Ok, end of snark. It's a good conversation.

Anonymous said...

Well, I think we root causers were put in our place right after 9/11.

I do remember that a psychologist, a woman whose name escapes me, did a study of terrorists back in the 70s, inspired I think by the events at the '72 Olympics. Her conclusion was that the terrorists she studied were not crazy, but rather that they are driven by a sense of having been terribly wronged and that they had no other recourse. The study was not an apology, as I remember, but rather an attempt to understand what we were up against.

Clearly that impulse can be, and is, exploited in heinous ways by opportunists, and now by motherfucking religious fundamentalists.

Of course, state terrorism from the sky is more of the cold-blooded, resource-imperialism sort.

You're right, Dave, these guys are really good - especially at doing things that are really bad for all living things.

Anoymous D, Anonymous David's music-talent challenged rapper self.

SeattleDan said...

Dave, meet Dave. Dave VE. I met through Jesus General. Anonymous D. I met through Adam Felber's website, Fanatical Apathy.
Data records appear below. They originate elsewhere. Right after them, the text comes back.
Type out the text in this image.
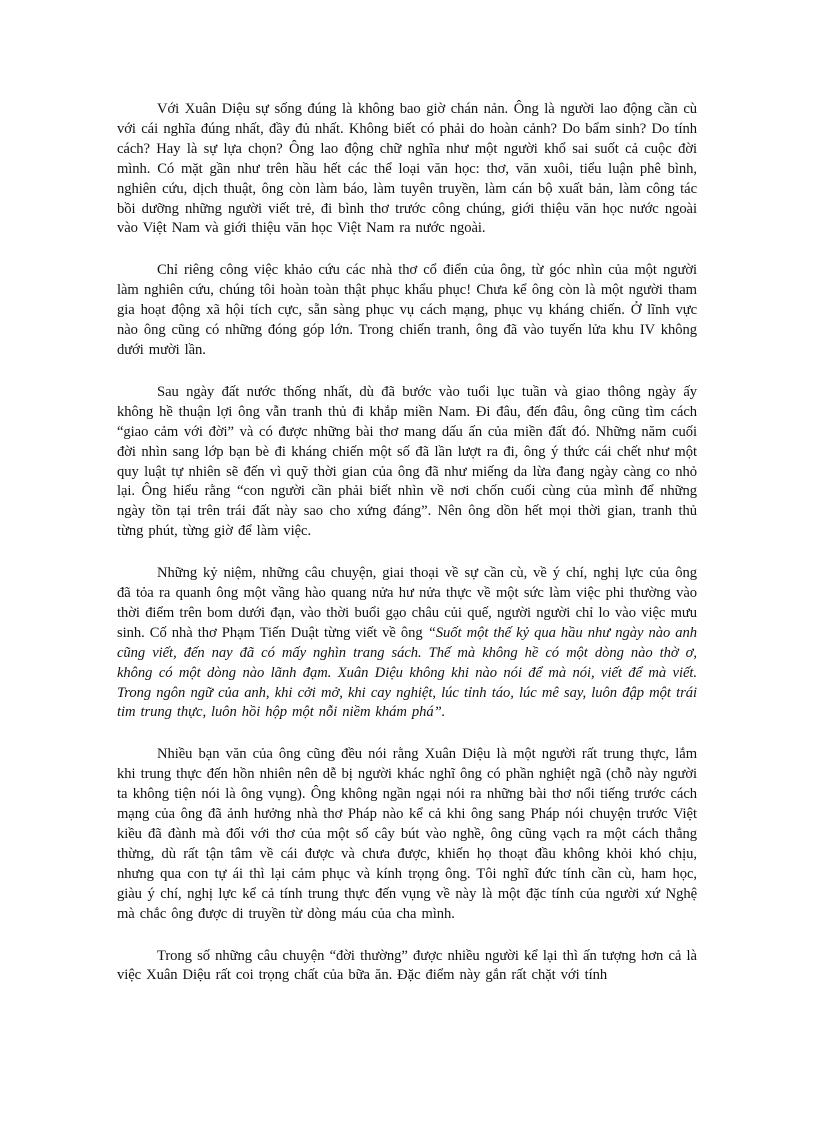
Với Xuân Diệu sự sống đúng là không bao giờ chán nản. Ông là người lao động cần cù với cái nghĩa đúng nhất, đầy đủ nhất. Không biết có phải do hoàn cảnh? Do bẩm sinh? Do tính cách? Hay là sự lựa chọn? Ông lao động chữ nghĩa như một người khổ sai suốt cả cuộc đời mình. Có mặt gần như trên hầu hết các thể loại văn học: thơ, văn xuôi, tiểu luận phê bình, nghiên cứu, dịch thuật, ông còn làm báo, làm tuyên truyền, làm cán bộ xuất bản, làm công tác bồi dưỡng những người viết trẻ, đi bình thơ trước công chúng, giới thiệu văn học nước ngoài vào Việt Nam và giới thiệu văn học Việt Nam ra nước ngoài.

Chỉ riêng công việc khảo cứu các nhà thơ cổ điển của ông, từ góc nhìn của một người làm nghiên cứu, chúng tôi hoàn toàn thật phục khẩu phục! Chưa kể ông còn là một người tham gia hoạt động xã hội tích cực, sẵn sàng phục vụ cách mạng, phục vụ kháng chiến. Ở lĩnh vực nào ông cũng có những đóng góp lớn. Trong chiến tranh, ông đã vào tuyến lửa khu IV không dưới mười lần.

Sau ngày đất nước thống nhất, dù đã bước vào tuổi lục tuần và giao thông ngày ấy không hề thuận lợi ông vẫn tranh thủ đi khắp miền Nam. Đi đâu, đến đâu, ông cũng tìm cách “giao cảm với đời” và có được những bài thơ mang dấu ấn của miền đất đó. Những năm cuối đời nhìn sang lớp bạn bè đi kháng chiến một số đã lần lượt ra đi, ông ý thức cái chết như một quy luật tự nhiên sẽ đến vì quỹ thời gian của ông đã như miếng da lừa đang ngày càng co nhỏ lại. Ông hiểu rằng “con người cần phải biết nhìn về nơi chốn cuối cùng của mình để những ngày tồn tại trên trái đất này sao cho xứng đáng”. Nên ông dồn hết mọi thời gian, tranh thủ từng phút, từng giờ để làm việc.

Những kỷ niệm, những câu chuyện, giai thoại về sự cần cù, về ý chí, nghị lực của ông đã tỏa ra quanh ông một vầng hào quang nửa hư nửa thực về một sức làm việc phi thường vào thời điểm trên bom dưới đạn, vào thời buổi gạo châu củi quế, người người chỉ lo vào việc mưu sinh. Cố nhà thơ Phạm Tiến Duật từng viết về ông “Suốt một thế kỷ qua hầu như ngày nào anh cũng viết, đến nay đã có mấy nghìn trang sách. Thế mà không hề có một dòng nào thờ ơ, không có một dòng nào lãnh đạm. Xuân Diệu không khi nào nói để mà nói, viết để mà viết. Trong ngôn ngữ của anh, khi cởi mở, khi cay nghiệt, lúc tỉnh táo, lúc mê say, luôn đập một trái tim trung thực, luôn hồi hộp một nỗi niềm khám phá”.

Nhiều bạn văn của ông cũng đều nói rằng Xuân Diệu là một người rất trung thực, lắm khi trung thực đến hồn nhiên nên dễ bị người khác nghĩ ông có phần nghiệt ngã (chỗ này người ta không tiện nói là ông vụng). Ông không ngần ngại nói ra những bài thơ nổi tiếng trước cách mạng của ông đã ảnh hưởng nhà thơ Pháp nào kể cả khi ông sang Pháp nói chuyện trước Việt kiều đã đành mà đối với thơ của một số cây bút vào nghề, ông cũng vạch ra một cách thẳng thừng, dù rất tận tâm về cái được và chưa được, khiến họ thoạt đầu không khỏi khó chịu, nhưng qua con tự ái thì lại cảm phục và kính trọng ông. Tôi nghĩ đức tính cần cù, ham học, giàu ý chí, nghị lực kể cả tính trung thực đến vụng về này là một đặc tính của người xứ Nghệ mà chắc ông được di truyền từ dòng máu của cha mình.

Trong số những câu chuyện “đời thường” được nhiều người kể lại thì ấn tượng hơn cả là việc Xuân Diệu rất coi trọng chất của bữa ăn. Đặc điểm này gắn rất chặt với tính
Gotta love the internets.

Tammy said...

I'm most struck by the lines from Annie DiFranco (via the General)

on a morning beatific
in its indian summer breeze
on the day that america
fell to its knees
after strutting around for a century
without saying thank you
or please

Linkmeister said...

Back to the original topic:

"I met him in the street called Straight."

Mary Stewart, The Gabriel Hounds

The opening lines idea became a topic at Library Thing; there are (so far) 151 suggestions at this link.

Anonymous said...

Tammy,

Good, really good.

Anonymous David

Yeah, the internet definitely opens up links to whole new worlds of really interesting people.